Gallardo, who heads another band called Mystica, said one of the requirements to join 8va Nota is to be versatile. She alone plays the bass, classical guitar and is a lead singer; most of the eight girls in the group are also multi-talented.
The group, which was formed three years ago, practices once a week for two hours a day and performs the other six days. On Tuesdays, they perform twice; first at Azucar and then at another restaurant on the other side of town. They are in the process of recording their first CD and the music pays well enough to support themselves without a second job. However, the real goal is to be known internationally as a band of girls who perform a large variety of rhythms, according to Gallardo.
Several members of the group, including herself, have traveled and performed larger concerts; however, the ultimate dream is to perform in large venues as a complete unit. In order for this to be possible, the group must establish themselves in Cuba first.
“We want to be different,” said Gallardo. “We have the quality of music to make it far in the world. The girls from 8va Nota are fighting and defending the genre.”
Amalia Salas Fernandez, a 20-year-old percussionist for 8va Nota and a student at the Instituto Superior de Arte or ISA in Havana, said being a part of the group is challenging, but there’s no competition amongst the women in the group; they understand that they’ll be more successful if they remain unified as a band.

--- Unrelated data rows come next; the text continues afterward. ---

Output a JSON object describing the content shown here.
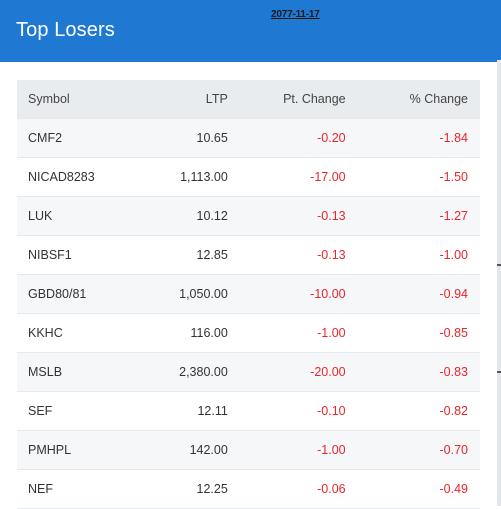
{
  "header": {
    "title": "Top Losers",
    "date": "2077-11-17"
  },
  "table": {
    "columns": [
      "Symbol",
      "LTP",
      "Pt. Change",
      "% Change"
    ],
    "rows": [
      {
        "symbol": "CMF2",
        "ltp": "10.65",
        "pt_change": "-0.20",
        "pct_change": "-1.84"
      },
      {
        "symbol": "NICAD8283",
        "ltp": "1,113.00",
        "pt_change": "-17.00",
        "pct_change": "-1.50"
      },
      {
        "symbol": "LUK",
        "ltp": "10.12",
        "pt_change": "-0.13",
        "pct_change": "-1.27"
      },
      {
        "symbol": "NIBSF1",
        "ltp": "12.85",
        "pt_change": "-0.13",
        "pct_change": "-1.00"
      },
      {
        "symbol": "GBD80/81",
        "ltp": "1,050.00",
        "pt_change": "-10.00",
        "pct_change": "-0.94"
      },
      {
        "symbol": "KKHC",
        "ltp": "116.00",
        "pt_change": "-1.00",
        "pct_change": "-0.85"
      },
      {
        "symbol": "MSLB",
        "ltp": "2,380.00",
        "pt_change": "-20.00",
        "pct_change": "-0.83"
      },
      {
        "symbol": "SEF",
        "ltp": "12.11",
        "pt_change": "-0.10",
        "pct_change": "-0.82"
      },
      {
        "symbol": "PMHPL",
        "ltp": "142.00",
        "pt_change": "-1.00",
        "pct_change": "-0.70"
      },
      {
        "symbol": "NEF",
        "ltp": "12.25",
        "pt_change": "-0.06",
        "pct_change": "-0.49"
      }
    ]
  },
  "colors": {
    "header": "#1f78d1",
    "negative": "#e8262b",
    "table_header": "#e9ecef",
    "row_striped": "#f6f7f9"
  }
}
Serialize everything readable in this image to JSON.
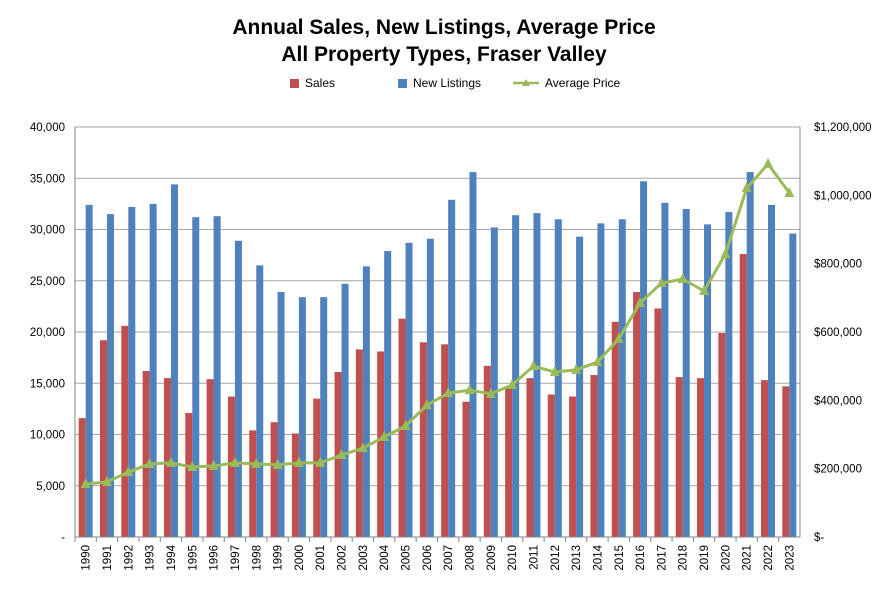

Instead, their main obstacle is proving themselves in a male-dominated industry. “In order for women to succeed, we have to be better than the men and better than the best,” said Fernandez.
Her words echo the sentiments of many Cuban women throughout different capacities and fields. In a “machismo” society, gaining true equality seems to be an ongoing, conscious effort. “Men underestimate women, but we [women] also underestimate ourselves,” said Gallardo. “We don’t put our feet forward because women put up a barrier. We have to overcome this wall to achieve things.”